Radiation Unnecessary in Young Lymphoma Patients


Results of a recent study could spare some lymphoma patients the problems associated with radiotherapy without compromising the efficacy of their treatment.

The results, published in the New England Journal of Medicine, pertain to a non-Hodgkin's lymphoma subtype known as primary mediastinal B-cell lymphoma. Standard treatment guidelines include both systemic chemotherapy as well as radiation to the chest. The radiation has been identified as a significant risk factor for cardiotoxicity and secondary cancers, especially in women.

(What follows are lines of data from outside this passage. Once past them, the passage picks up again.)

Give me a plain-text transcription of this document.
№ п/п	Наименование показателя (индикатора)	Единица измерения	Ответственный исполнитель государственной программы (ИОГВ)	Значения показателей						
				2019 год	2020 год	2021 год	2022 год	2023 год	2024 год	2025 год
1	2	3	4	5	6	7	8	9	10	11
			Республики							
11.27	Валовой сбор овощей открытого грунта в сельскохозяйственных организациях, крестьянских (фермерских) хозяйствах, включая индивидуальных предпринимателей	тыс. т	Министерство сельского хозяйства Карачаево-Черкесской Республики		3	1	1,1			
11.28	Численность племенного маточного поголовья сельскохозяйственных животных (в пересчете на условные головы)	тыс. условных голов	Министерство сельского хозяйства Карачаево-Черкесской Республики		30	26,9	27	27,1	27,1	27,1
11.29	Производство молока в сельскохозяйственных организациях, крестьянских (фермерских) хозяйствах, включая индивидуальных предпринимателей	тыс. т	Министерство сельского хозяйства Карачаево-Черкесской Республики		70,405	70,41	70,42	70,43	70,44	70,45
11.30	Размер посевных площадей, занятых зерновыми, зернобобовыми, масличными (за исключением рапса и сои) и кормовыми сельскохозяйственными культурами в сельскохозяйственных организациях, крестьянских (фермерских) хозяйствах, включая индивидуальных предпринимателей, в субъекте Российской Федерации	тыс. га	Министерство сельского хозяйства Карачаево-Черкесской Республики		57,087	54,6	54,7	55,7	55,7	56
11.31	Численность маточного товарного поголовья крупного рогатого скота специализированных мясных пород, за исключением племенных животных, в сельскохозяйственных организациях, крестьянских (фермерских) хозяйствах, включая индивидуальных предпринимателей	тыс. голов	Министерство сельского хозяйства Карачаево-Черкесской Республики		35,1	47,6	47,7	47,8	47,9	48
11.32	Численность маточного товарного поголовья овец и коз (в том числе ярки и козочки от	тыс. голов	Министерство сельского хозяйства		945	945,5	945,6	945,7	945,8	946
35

All patients achieved remission without radiation therapy

In this study, investigators demonstrated that with the proper dosing of combination chemotherapy, remission could be achieved without the need for radiation.

The sample size was small, involving only 51 patients, but the study followed them for 14 years. The combination chemotherapy regimen given was dose-adjusted EPOCH-R (etoposide, doxorubicin, cyclophosphamide, vincristine, prednisone and rituximab).

"These results are exciting and demonstrate that, using this approach, almost all patients appear to be cured and very few patients require radiation," said study co-author Dr. Kieron Dunleavy, of the U.S. National Cancer Institute.

Primary mediastinal B-cell lymphoma, which typically affects people between the teenage years into the 30s, is an aggressive non-Hodgkin's lymphoma that can quickly prove lethal if left untreated. In this study, however, all of the patients went into remission and most of them are currently considered 'cured' of the disease.